Perth’s newly elected lord mayor Basil Zempilas’ faced criticism from transgender groups and health experts for comments described as ‘transphobic’ made during a breakfast radio program he co-hosts.
Transgender groups and health experts have criticised newly elected Perth lord mayor Basil Zempilas over "uninformed" and transphobic comments made on his radio program on 6PR.
Zempilas is a TV and radio personality in Perth, he co-hosts the breakfast radio show on 6PR as well as presenting sport for Seven News, and only last month was elected as Perth's new lord mayor.
On Wednesday morning, Zempilas spoke about transgender identity on the breakfast radio program he co-hosts. He said it's "wrong" for people to identify with a gender identity that was different from their anatomy.
"If you've got a penis mate, you're a bloke," he said.
"If you've got a vagina, you're a woman. Game over."
Zempilas later apologised for the comments saying they didn't reflect his values or those in his network.
"Part of my job is to be an entertainer. I was trying to be funny, it was not funny and I apologise," he said on his radio program.
"I have learnt – that I have caused some people significant duress and again that was not my intention.
"I caused duress and discomfort to some people and I apologise for that, I am very sorry for that."
But since the comments were first made, there's been a push to move Perth's Pride festival to the neighbouring municipality, Vincent.
Currently, there’s a petition with over one thousand signatures supporting the move.
'Gender identity is something that is innate'
Hunter Gurevich is the chairperson for TransFolkWA, he believes the comments made by Zempilas were ill-judged and offensive.
"Even if we are to believe that it was all done in jest, it's no longer acceptable to simply make these comments when you're the elected representative of the city of Perth," Gurevich told The Feed.
"It is really quite offensive and quite discouraging and disappointing to find that the elected representatives thought that it was a good idea to say this to his community."
Dr Fiona Bisshop is the president of The Australian Professional Association for Trans Health and has been a clinician with a long history of treating transgender and gender diverse patients.

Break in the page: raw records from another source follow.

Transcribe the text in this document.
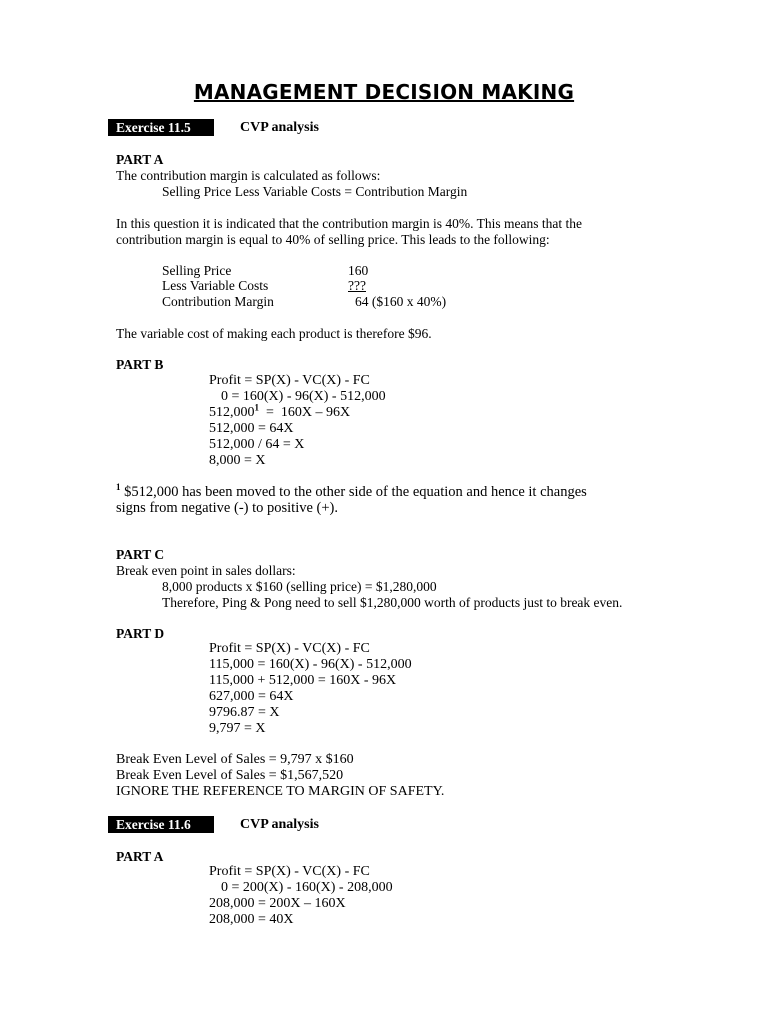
MANAGEMENT DECISION MAKING
Exercise 11.5	CVP analysis
PART A
The contribution margin is calculated as follows:
Selling Price Less Variable Costs = Contribution Margin
In this question it is indicated that the contribution margin is 40%. This means that the
contribution margin is equal to 40% of selling price. This leads to the following:
Selling Price	160
Less Variable Costs	???
Contribution Margin	64 ($160 x 40%)
The variable cost of making each product is therefore $96.
PART B
Profit = SP(X) - VC(X) - FC
0 = 160(X) - 96(X) - 512,000
512,000$^1$  =  160X – 96X
512,000 = 64X
512,000 / 64 = X
8,000 = X
$^1$ $512,000 has been moved to the other side of the equation and hence it changes
signs from negative (-) to positive (+).
PART C
Break even point in sales dollars:
8,000 products x $160 (selling price) = $1,280,000
Therefore, Ping & Pong need to sell $1,280,000 worth of products just to break even.
PART D
Profit = SP(X) - VC(X) - FC
115,000 = 160(X) - 96(X) - 512,000
115,000 + 512,000 = 160X - 96X
627,000 = 64X
9796.87 = X
9,797 = X
Break Even Level of Sales = 9,797 x $160
Break Even Level of Sales = $1,567,520
IGNORE THE REFERENCE TO MARGIN OF SAFETY.
Exercise 11.6	CVP analysis
PART A
Profit = SP(X) - VC(X) - FC
0 = 200(X) - 160(X) - 208,000
208,000 = 200X – 160X
208,000 = 40X
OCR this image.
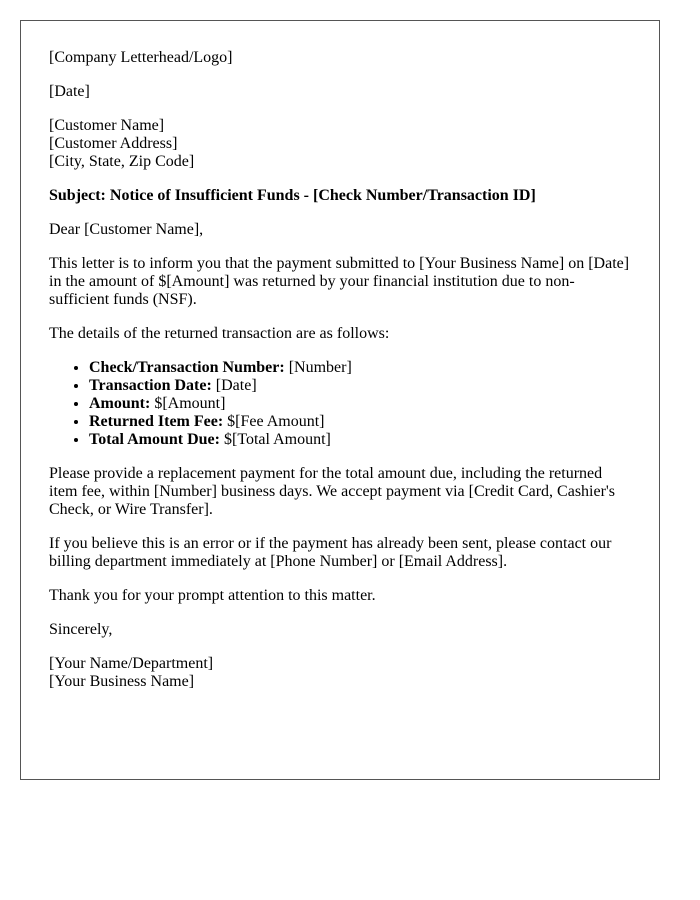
[Company Letterhead/Logo]

[Date]

[Customer Name]
[Customer Address]
[City, State, Zip Code]

Subject: Notice of Insufficient Funds - [Check Number/Transaction ID]

Dear [Customer Name],

This letter is to inform you that the payment submitted to [Your Business Name] on [Date] in the amount of $[Amount] was returned by your financial institution due to non-sufficient funds (NSF).

The details of the returned transaction are as follows:

• Check/Transaction Number: [Number]
• Transaction Date: [Date]
• Amount: $[Amount]
• Returned Item Fee: $[Fee Amount]
• Total Amount Due: $[Total Amount]

Please provide a replacement payment for the total amount due, including the returned item fee, within [Number] business days. We accept payment via [Credit Card, Cashier's Check, or Wire Transfer].

If you believe this is an error or if the payment has already been sent, please contact our billing department immediately at [Phone Number] or [Email Address].

Thank you for your prompt attention to this matter.

Sincerely,

[Your Name/Department]
[Your Business Name]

"The comments could be perceived as very transphobic, or simply ignorant, but quite harmful to people in the community who are transgender, gender diverse," Dr Bisshop told The Feed.

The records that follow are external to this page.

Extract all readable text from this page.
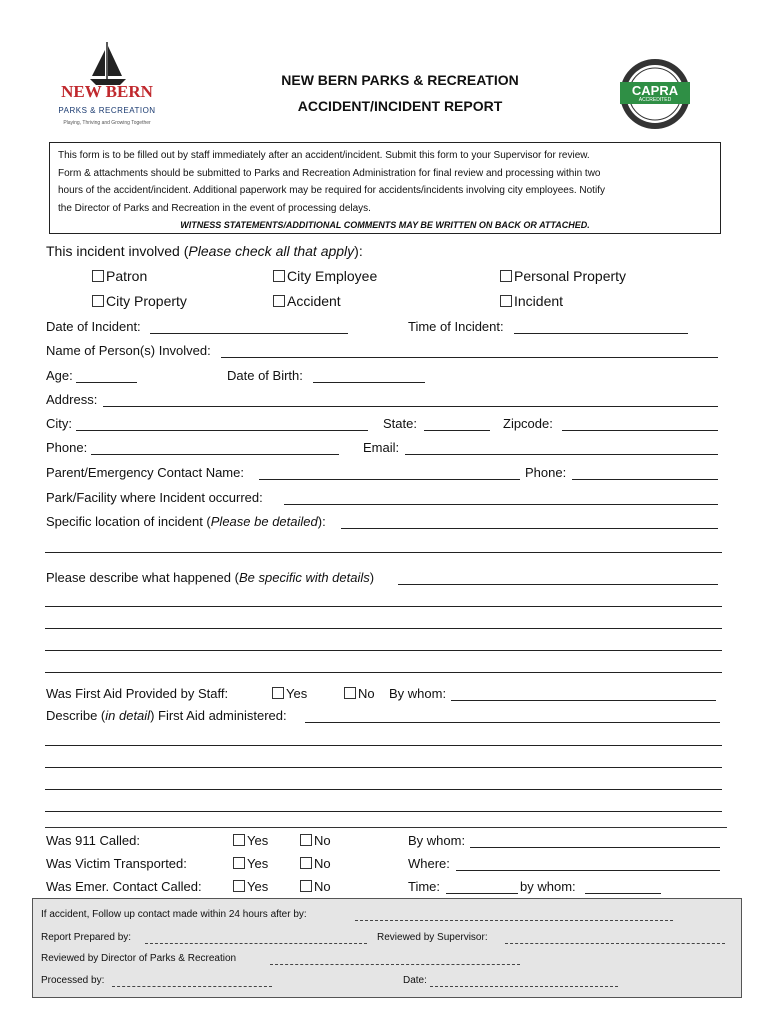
NEW BERN
PARKS & RECREATION
Playing, Thriving and Growing Together
NEW BERN PARKS & RECREATION
ACCIDENT/INCIDENT REPORT
CAPRA
ACCREDITED
This form is to be filled out by staff immediately after an accident/incident. Submit this form to your Supervisor for review.
Form & attachments should be submitted to Parks and Recreation Administration for final review and processing within two
hours of the accident/incident. Additional paperwork may be required for accidents/incidents involving city employees. Notify
the Director of Parks and Recreation in the event of processing delays.
WITNESS STATEMENTS/ADDITIONAL COMMENTS MAY BE WRITTEN ON BACK OR ATTACHED.
This incident involved (Please check all that apply):
Patron	City Employee	Personal Property
City Property	Accident	Incident
Date of Incident:	Time of Incident:
Name of Person(s) Involved:
Age:	Date of Birth:
Address:
City:	State:	Zipcode:
Phone:	Email:
Parent/Emergency Contact Name:	Phone:
Park/Facility where Incident occurred:
Specific location of incident (Please be detailed):
Please describe what happened (Be specific with details)
Was First Aid Provided by Staff:	Yes	No By whom:
Describe (in detail) First Aid administered:
Was 911 Called:	Yes	No	By whom:
Was Victim Transported:	Yes	No	Where:
Was Emer. Contact Called:	Yes	No	Time:	by whom:
If accident, Follow up contact made within 24 hours after by:
Report Prepared by:	Reviewed by Supervisor:
Reviewed by Director of Parks & Recreation
Processed by:	Date:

Dr Bisshop rejects Zempilas' initial comments surrounding anatomy and gender.
"We know that's not the case," she said.
"Gender identity is something that is innate and is not necessarily related to one's anatomy. In fact, we can, we can see that gender identity sits on a spectrum.
"Some people feel very strongly they are one gender over another, and some people are actually in the middle, or not quite to one side especially."
Dr Bisshop says it's respectful and correct to acknowledge a person's gender identity as their true gender.
"That's the basis of Transgender health," she said, "not to be obsessed with what genitals they have."
Gurevich says it's important to recognise that trans and non-binary people, along with the wider LGBTQIA+ community are at increased risk for mental health issues.
"Not because they are inherently damaged, but because the community and the culture that they live in is often unfriendly, and that can be incredibly harmful," he said.
"And when the mayor of the city says things that are obviously transphobic and erases you from existence, it is really hard to come to terms with that."
What needs to change?
Gurevich believes the key to changing attitudes towards transgender and gender diverse people is simple: listen to experts.
"It's ill-informed, it's not current. And it is a perennial problem that politicians feel that they are entitled to express an opinion or personal opinion about something that experts know about," he said.
"So I think the cultural change that needs to happen, not just for LGBT people, not just the trans non-binary people, but for all people, that politicians actually need to listen to experts in the matter."
Dr Bisshop agrees. She also says a key part of improving awareness and knowledge surrounding transgender health is with funding.
"There are various organisations around the country that are trying to improve people's understanding about trans health and transgender identities," she said.
"So funding for those organisations need to improve, education needs to improve, education for medical professionals needs to improve essentially to the point where being transgender is just seen as part of a normal spectrum of human existence."
The Feed approached Perth Lord Mayor Basil Zempilas for comment.